Zinssenkungen sind die falsche Medizin
Die falsche Medizin
Zinssenkungen
Der Leitzins in der Eurozone wird weiter fallen, doch die positiven Effekte auf die
Konjunktur dürften überschaubar bleiben.
Von Martin Pirkl
Viel wird dieser Tage darüber geredet, wie tief die Zinsen in der Eurozone noch sinken müssen, damit sie das Wirtschaftswachstum nicht mehr ausbremsen. Der ein oder andere Notenbanker – vor allem aus Südeuropa – plädiert zudem öffentlich dafür, dass die EZB den Einlagensatz sogar noch unter dieses neutrale Niveau hievt. Dann würde die Geldpolitik die Konjunktur ankurbeln.

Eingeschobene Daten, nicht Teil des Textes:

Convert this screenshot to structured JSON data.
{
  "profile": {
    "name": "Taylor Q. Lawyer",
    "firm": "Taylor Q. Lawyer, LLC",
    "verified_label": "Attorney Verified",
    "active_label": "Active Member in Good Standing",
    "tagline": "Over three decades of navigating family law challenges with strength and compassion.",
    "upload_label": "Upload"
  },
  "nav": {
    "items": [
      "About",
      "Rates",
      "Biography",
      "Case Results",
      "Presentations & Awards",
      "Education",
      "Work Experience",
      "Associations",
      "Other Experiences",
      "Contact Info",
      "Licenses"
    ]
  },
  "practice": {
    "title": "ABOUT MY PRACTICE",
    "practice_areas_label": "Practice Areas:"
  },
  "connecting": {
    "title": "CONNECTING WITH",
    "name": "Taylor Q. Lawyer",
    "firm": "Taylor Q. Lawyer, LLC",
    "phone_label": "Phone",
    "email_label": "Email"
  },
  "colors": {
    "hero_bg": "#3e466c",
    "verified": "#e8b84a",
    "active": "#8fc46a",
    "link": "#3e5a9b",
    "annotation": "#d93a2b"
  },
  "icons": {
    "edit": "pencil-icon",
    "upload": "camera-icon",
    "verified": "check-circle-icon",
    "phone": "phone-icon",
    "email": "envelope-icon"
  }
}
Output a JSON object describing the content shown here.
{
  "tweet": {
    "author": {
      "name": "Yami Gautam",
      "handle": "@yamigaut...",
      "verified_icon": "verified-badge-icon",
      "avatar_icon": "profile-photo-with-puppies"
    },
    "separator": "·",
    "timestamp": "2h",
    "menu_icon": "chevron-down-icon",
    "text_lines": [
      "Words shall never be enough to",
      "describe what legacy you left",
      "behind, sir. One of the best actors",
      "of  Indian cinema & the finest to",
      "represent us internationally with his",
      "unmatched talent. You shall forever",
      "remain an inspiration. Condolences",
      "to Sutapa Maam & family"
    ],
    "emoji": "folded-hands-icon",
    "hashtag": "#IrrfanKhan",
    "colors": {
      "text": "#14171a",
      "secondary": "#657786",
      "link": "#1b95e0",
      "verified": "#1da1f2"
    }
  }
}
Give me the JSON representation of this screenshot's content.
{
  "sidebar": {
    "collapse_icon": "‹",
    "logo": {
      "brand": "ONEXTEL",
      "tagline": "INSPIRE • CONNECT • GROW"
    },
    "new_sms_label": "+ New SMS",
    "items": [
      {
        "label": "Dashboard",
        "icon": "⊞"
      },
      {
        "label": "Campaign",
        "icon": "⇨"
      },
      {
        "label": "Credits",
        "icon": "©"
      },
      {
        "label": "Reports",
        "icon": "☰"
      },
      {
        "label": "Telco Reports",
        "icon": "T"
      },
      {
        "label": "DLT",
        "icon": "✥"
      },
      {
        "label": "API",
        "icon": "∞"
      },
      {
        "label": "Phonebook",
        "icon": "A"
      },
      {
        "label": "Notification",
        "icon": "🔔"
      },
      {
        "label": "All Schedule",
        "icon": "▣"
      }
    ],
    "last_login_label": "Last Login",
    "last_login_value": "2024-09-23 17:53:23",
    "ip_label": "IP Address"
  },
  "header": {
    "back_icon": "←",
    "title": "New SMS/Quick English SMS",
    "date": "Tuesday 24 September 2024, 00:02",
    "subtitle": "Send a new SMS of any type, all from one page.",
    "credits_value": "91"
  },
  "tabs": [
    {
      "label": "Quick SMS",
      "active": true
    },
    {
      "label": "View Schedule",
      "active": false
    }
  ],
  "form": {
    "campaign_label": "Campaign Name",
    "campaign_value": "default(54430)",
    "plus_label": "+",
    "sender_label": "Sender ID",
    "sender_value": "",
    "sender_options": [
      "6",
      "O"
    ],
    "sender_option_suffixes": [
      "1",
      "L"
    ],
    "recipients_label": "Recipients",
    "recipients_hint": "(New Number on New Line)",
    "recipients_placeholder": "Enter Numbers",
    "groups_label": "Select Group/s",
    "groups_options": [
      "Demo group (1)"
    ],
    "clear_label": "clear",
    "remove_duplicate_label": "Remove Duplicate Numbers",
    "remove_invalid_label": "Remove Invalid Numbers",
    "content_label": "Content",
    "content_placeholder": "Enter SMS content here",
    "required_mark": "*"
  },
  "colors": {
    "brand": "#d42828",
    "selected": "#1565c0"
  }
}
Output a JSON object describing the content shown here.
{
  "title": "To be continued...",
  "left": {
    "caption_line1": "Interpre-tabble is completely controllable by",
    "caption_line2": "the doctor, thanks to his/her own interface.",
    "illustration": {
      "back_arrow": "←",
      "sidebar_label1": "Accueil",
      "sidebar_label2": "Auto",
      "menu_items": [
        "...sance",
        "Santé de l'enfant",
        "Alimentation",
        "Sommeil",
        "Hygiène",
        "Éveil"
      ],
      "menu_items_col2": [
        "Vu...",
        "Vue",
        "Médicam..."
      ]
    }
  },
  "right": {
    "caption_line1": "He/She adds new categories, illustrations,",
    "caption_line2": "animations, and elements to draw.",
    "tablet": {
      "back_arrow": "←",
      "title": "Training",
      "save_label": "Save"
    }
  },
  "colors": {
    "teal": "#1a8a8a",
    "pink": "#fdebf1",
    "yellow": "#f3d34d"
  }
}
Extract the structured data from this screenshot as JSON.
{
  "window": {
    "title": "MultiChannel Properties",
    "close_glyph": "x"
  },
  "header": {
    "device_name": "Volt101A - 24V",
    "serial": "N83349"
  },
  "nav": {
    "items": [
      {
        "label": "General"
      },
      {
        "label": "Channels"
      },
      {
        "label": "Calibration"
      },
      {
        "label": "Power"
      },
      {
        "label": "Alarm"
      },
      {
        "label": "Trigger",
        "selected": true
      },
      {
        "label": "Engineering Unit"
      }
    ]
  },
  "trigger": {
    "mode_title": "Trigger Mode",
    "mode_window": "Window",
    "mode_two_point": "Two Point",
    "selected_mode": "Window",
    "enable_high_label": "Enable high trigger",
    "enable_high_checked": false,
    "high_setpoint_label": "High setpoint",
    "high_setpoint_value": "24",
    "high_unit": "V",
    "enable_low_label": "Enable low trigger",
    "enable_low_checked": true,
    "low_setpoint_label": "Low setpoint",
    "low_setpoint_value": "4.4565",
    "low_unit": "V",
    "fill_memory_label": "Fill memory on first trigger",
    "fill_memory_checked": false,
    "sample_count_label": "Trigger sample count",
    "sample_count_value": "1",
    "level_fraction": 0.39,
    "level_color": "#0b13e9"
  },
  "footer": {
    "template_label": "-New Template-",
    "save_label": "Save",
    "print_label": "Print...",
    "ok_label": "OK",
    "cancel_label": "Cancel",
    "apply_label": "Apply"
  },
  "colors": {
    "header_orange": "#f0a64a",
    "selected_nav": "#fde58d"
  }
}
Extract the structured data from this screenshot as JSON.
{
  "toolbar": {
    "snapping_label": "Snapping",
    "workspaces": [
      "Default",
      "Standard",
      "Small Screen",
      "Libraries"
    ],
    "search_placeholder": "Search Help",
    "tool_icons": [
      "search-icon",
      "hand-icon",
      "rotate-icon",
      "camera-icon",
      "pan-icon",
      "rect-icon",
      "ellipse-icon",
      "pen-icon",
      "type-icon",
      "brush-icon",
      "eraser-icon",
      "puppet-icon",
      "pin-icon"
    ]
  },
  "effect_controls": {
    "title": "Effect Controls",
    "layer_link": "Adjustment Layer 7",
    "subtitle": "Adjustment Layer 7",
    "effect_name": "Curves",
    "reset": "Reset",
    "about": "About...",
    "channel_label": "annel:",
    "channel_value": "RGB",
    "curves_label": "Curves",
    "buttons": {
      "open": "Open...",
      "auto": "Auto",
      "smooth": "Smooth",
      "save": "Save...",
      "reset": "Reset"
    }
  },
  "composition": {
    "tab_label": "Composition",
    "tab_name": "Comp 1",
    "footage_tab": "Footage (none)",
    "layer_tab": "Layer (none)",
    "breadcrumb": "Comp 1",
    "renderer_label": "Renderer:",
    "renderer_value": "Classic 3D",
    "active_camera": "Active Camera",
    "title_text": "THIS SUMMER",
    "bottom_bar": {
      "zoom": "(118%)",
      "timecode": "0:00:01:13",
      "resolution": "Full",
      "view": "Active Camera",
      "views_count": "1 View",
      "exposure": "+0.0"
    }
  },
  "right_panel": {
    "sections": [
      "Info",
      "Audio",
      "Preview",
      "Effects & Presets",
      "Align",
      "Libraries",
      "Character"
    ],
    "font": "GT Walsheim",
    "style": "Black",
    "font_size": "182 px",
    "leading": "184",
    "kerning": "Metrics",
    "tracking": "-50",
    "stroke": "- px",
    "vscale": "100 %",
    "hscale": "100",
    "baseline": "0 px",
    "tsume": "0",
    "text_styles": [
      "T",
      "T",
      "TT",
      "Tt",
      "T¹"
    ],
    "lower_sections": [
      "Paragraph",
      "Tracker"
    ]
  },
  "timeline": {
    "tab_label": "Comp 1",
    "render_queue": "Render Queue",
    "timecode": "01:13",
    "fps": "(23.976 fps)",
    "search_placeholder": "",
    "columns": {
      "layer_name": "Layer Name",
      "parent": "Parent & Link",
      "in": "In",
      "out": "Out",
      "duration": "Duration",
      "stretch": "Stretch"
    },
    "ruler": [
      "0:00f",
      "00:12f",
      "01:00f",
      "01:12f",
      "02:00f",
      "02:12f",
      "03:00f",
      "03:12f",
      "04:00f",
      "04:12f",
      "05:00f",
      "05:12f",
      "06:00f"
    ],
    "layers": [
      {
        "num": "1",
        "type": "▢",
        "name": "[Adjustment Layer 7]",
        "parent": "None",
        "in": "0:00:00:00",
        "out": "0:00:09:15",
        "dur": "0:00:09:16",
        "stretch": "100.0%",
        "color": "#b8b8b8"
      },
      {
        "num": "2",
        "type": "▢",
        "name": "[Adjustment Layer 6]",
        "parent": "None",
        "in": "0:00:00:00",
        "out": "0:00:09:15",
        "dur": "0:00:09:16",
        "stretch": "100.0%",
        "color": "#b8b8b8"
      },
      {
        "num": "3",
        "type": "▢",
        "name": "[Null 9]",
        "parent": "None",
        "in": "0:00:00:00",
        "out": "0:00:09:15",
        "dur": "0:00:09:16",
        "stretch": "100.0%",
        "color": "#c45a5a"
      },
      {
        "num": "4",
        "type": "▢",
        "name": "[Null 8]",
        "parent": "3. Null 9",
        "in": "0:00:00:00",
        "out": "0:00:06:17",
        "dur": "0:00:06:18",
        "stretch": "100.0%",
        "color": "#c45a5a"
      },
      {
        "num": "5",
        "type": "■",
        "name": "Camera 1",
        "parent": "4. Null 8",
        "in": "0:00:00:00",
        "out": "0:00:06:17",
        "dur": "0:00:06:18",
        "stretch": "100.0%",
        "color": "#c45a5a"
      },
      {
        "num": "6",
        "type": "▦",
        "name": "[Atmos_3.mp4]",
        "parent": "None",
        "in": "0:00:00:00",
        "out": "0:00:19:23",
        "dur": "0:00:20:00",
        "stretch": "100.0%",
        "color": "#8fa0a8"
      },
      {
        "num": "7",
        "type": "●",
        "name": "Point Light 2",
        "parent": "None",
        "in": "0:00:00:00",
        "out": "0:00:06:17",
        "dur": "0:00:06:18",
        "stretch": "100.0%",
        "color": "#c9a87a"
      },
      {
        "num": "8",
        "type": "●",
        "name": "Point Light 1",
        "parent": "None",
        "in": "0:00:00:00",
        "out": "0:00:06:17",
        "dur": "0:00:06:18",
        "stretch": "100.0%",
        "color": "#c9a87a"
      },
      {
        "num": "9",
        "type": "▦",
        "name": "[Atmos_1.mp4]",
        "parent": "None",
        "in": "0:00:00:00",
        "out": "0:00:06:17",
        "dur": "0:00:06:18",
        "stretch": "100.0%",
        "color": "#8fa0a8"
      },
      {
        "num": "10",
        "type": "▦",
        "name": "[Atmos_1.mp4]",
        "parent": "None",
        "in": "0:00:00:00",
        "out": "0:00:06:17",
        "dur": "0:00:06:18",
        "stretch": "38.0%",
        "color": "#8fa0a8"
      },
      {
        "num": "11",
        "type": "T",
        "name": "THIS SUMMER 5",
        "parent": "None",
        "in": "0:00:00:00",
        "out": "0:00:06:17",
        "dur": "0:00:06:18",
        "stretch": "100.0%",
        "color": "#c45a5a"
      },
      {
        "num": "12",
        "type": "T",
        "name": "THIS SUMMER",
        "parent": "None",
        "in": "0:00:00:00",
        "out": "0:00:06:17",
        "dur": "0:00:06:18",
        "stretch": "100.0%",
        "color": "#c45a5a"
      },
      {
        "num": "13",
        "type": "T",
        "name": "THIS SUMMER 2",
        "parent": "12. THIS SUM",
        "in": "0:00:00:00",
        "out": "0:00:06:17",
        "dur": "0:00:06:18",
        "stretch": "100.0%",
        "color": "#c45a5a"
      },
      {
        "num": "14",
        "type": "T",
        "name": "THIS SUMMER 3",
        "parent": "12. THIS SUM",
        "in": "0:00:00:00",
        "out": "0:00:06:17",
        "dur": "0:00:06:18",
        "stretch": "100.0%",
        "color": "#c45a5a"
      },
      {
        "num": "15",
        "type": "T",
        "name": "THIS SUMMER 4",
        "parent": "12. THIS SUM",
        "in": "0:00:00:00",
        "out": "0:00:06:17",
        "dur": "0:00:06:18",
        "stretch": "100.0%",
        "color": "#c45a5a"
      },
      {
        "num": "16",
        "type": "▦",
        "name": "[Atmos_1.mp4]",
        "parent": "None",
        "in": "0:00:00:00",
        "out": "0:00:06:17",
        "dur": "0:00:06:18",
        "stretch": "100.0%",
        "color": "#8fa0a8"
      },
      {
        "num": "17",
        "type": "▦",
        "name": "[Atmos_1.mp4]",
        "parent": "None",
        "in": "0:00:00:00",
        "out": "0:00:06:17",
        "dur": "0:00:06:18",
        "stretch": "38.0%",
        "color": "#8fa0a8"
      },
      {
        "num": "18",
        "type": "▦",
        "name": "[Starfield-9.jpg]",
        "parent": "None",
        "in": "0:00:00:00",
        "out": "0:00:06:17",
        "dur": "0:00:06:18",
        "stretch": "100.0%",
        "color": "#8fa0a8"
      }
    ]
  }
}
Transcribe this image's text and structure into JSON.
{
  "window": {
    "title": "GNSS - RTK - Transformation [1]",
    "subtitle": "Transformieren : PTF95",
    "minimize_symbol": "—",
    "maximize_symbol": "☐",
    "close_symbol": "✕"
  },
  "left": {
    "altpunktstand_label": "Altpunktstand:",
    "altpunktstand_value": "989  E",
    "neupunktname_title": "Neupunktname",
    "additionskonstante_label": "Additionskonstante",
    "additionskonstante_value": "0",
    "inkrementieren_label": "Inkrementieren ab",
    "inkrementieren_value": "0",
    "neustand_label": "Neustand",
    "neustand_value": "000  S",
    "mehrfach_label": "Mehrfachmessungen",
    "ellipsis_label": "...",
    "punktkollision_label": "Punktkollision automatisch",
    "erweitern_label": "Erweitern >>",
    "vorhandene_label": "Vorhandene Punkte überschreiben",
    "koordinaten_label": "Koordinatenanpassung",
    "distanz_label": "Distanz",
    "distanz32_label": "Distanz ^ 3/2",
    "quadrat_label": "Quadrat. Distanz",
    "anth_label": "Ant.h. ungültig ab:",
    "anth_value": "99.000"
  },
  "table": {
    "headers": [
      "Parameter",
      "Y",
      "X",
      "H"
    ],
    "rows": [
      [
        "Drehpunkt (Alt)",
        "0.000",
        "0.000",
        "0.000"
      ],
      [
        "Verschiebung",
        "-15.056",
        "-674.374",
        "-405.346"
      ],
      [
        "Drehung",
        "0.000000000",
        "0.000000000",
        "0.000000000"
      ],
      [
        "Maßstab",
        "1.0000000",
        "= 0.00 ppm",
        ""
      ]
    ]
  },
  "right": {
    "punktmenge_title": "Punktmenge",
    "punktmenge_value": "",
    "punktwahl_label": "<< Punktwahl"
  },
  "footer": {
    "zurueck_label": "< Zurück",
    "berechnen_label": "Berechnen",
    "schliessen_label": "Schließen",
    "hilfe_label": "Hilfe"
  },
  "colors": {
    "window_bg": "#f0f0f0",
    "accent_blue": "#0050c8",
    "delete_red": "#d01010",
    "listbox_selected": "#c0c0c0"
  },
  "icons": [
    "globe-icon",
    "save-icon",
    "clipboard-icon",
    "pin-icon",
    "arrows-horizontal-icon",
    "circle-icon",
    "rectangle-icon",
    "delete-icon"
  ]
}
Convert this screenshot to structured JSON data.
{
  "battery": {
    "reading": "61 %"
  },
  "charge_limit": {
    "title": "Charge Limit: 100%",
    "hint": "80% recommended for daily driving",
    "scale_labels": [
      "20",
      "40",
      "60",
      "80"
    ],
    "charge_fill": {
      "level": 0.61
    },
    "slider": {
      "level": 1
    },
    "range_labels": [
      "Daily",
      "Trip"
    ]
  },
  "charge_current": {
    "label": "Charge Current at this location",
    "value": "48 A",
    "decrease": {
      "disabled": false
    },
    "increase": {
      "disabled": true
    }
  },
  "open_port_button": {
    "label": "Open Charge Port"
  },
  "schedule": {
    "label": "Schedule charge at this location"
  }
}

Wer jedoch auf große Wirtschaftswachstumsimpulse durch die Notenbank hofft, der dürfte enttäuscht werden. Nicht nur, weil der Spielraum für weitere Zinssenkungen der Europäischen Zentralbank (EZB) begrenzt ist, wenn sie nicht riskieren will, ihr Inflationsziel von 2% mittelfristig weiterhin zu verfehlen. Sondern auch, weil die Geldpolitik die falsche Medizin ist, um der schwächelnden Konjunktur neue Lebensgeister einzuhauchen – insbesondere in Deutschland. Die größte Volkswirtschaft der Eurozone könnte 2025 ein drittes Jahr in Folge ein schrumpfendes Bruttoinlandsprodukt verzeichnen. Das hat es in der Geschichte der Bundesrepublik Deutschland noch nie gegeben.
Die Politik ist gefragt
Die bereits erfolgten und die zukünftigen Zinssenkungen der EZB sind zwar sicherlich gut für die Wirtschaft. Damit die Investitionen jedoch wieder deutlich anziehen, braucht es andere Dinge. Denn es sind unter anderem zu hohe Energiepreise, zu wenig Planungssicherheit, eine überbordende Bürokratie oder die sehr niedrige Produktivität, die dazu führen, dass Unternehmen zu wenig investieren. Nichts davon lässt sich mit Zinssenkungen beheben. Hier ist die Politik gefragt.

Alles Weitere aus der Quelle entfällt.